Deux périodiques maskoutains établissent les bases du débat opposant prohibitionnistes et anti-prohibitionnistes. Le journal d’idéologie conservatrice Le Courrier de Saint-Hyacinthe est en faveur de la prohibition, alors que Le Clairon est contre. Soulignons que ce dernier est fondé par Télesphore-Damien Bouchard, un homme politique d’allégeance libérale. Dans leur numéro du 22 janvier 1916, c’est-à-dire quelques jours avant le référendum maskoutain sur la prohibition, les journalistes du Courrier écrivent ces mots : « Vous allez avoir à choisir entre deux voies opposées le jour du vote sur la prohibition. Sur l’une d’elles, vous conduisent les princes de l’Église, les princes de la science, les plus hauts dignitaires de la justice, les savants les plus réputés, les hommes d’affaires et les industriels les plus avisés.

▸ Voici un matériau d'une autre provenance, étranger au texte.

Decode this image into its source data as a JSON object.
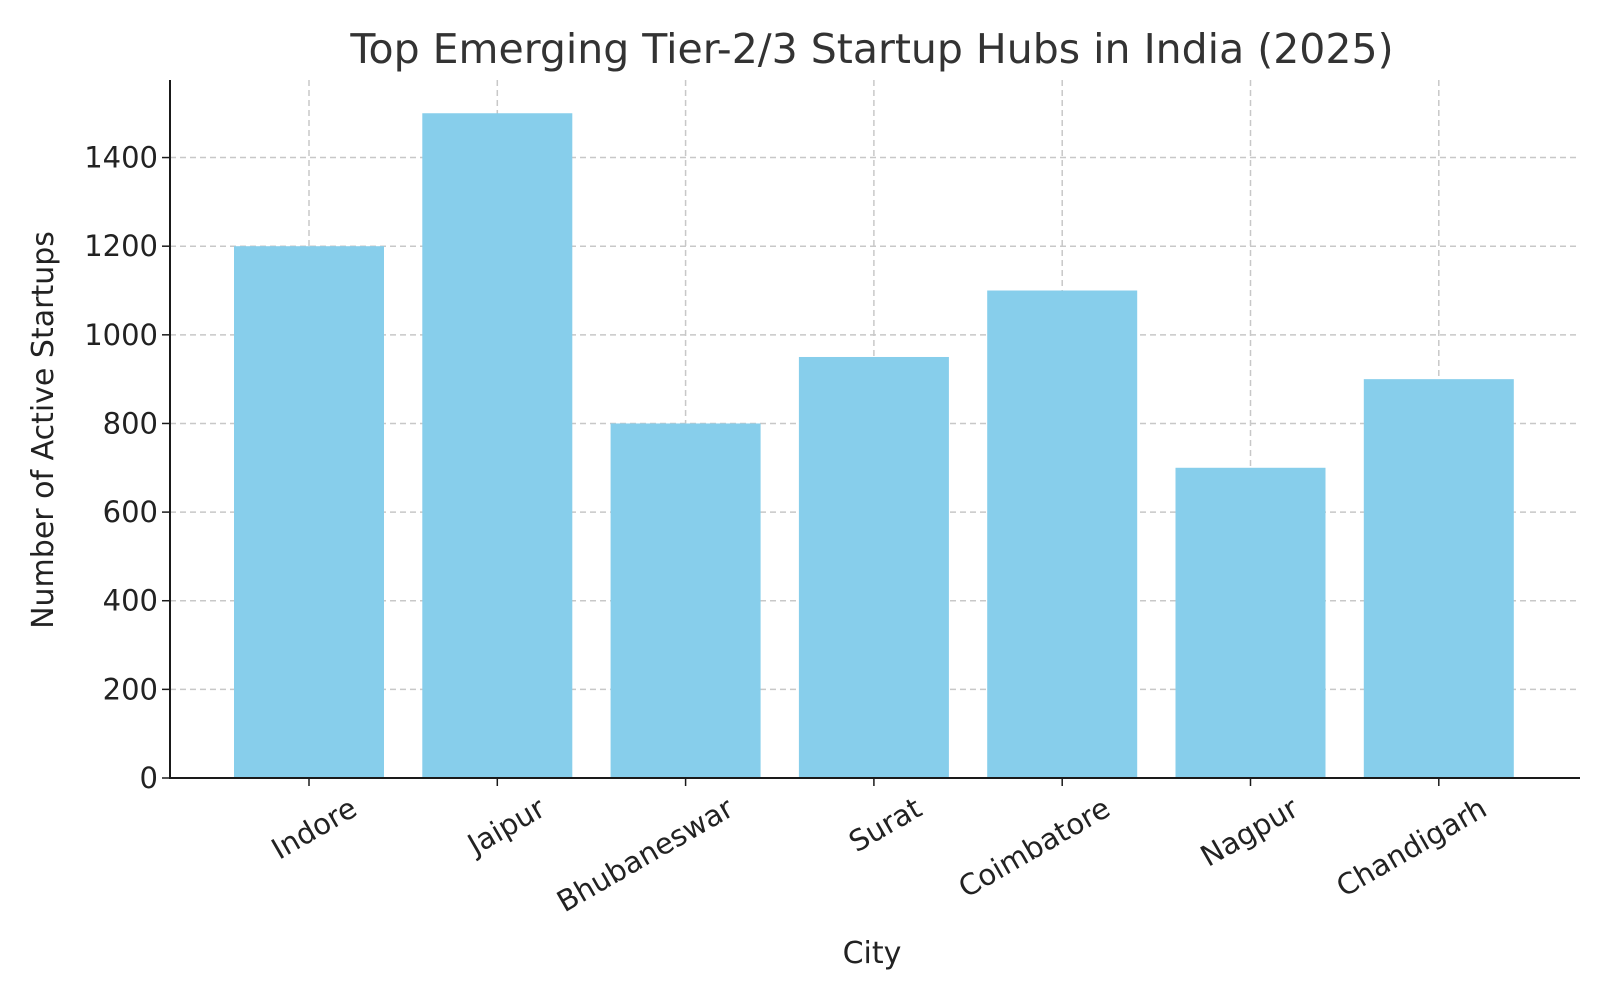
{
  "chart_data": {
    "type": "bar",
    "title": "Top Emerging Tier-2/3 Startup Hubs in India (2025)",
    "xlabel": "City",
    "ylabel": "Number of Active Startups",
    "categories": [
      "Indore",
      "Jaipur",
      "Bhubaneswar",
      "Surat",
      "Coimbatore",
      "Nagpur",
      "Chandigarh"
    ],
    "values": [
      1200,
      1500,
      800,
      950,
      1100,
      700,
      900
    ],
    "ylim": [
      0,
      1575
    ],
    "yticks": [
      0,
      200,
      400,
      600,
      800,
      1000,
      1200,
      1400
    ],
    "grid": true,
    "bar_color": "#87CEEB",
    "xtick_rotation": "30°"
  }
}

Sur l’autre, vous marcherez à la remorque des marchands d’alcool […] [qui veulent] [u]niquement et simplement sauvegarder les intérêts de 10 hôteliers qui s’enrichissent dans ce commerce exécrable du poison qu’est l’alcool! » 

Dans leur numéro du 21 janvier 1916, les journalistes du Clairon rejettent l’idée que la prohibition est la panacée à tous les maux de la société. Ils considèrent que la faute des prohibitionnistes : « c’est de croire qu’avec la prohibition fleurira l’ère de la régénération sociale définitive » et que quand « la vente des liqueurs sera prohibée, il n‘y aura plus de fous, il n’y aura plus de criminels, il n’y aura plus de pauvres ». Ils donnent en exemple l’État du Maine, où il est facile de se procurer « des mélanges enivrants » malgré la prohibition qui y est en vigueur.

Le référendum se déroule du 24 au 26 janvier 1916. Durant la première journée de vote, les journalistes du Courrier soutiennent que le processus de votation est biaisé. Ils reprochent la seule présence du maire et du greffier au moment du vote des citoyens, alors qu’il est coutume d’enregistrer son vote en assemblée publique. À la suite de pressions d’une délégation de prohibitionnistes, le maire René Morin autorise finalement la présence dans le bureau de votation de représentant des deux partis. 

La journée suivante, trois constables de la Police provinciale du Québec sont envoyés aux portes du bureau de vote afin de maintenir l’ordre et assurer la liberté du vote. La veille, toujours selon Le Courrier, certains « partisans de l’alcool » bloquaient la porte à leur adversaire : « Un peu après une heure de l’après-midi, MM. les abbés Desrosiers et Desranleau, accompagnés de deux ou trois autres prêtres, arrivèrent à la porte du bureau de votation, lorsque les anti-prohibitionnistes leur barrèrent le passage. Ils leur ordonnèrent même de s’éloigner. « Nous ne voulons pas tolérer votre présence ici, dirent-ils. Pas de prêtres au bureau de votation! Vous autres, les prêtres, vous avez accompli votre mission à l’église. Vous n’avez pas d’affaire ici. Et ils se mirent à les bousculer, à les refouler, les forçant finalement à s’éloigner. » À la fermeture du bureau de vote, c’est le camp des anti-prohibitionnistes qui l’emporte avec 922 voix contre 610.

Après la défaite des prohibitionnistes, Le Clairon critique à son tour le camp adverse dans son édition du 28 janvier : « Pour essayer de faire adopter le règlement prohibitionniste on a mobilisé toutes les forces du clergé […] rien n’a pu empêcher les citoyens de déclarer, par une majorité écrasante, que la liberté existait à Saint-Hyacinthe […] Les journaux à la solde des prohibitionnistes ont aussi fait une campagne qui restera comme un monument de la haine de ceux qui l’ont dirigée à l’endroit de gens qui ne partagent pas leurs idées. Les citoyens de Saint-Hyacinthe ont fait voir au poll ce qu’ils ont pensé de votre sainte presse. »

Au-delà de son résultat, le référendum maskoutain de 1916 sur la prohibition de l’alcool met en lumière l’existence de tensions qui émanent de l’affrontement entre les idéologies conservatrice et libérale, respectivement associées au Courrier et au Clairon.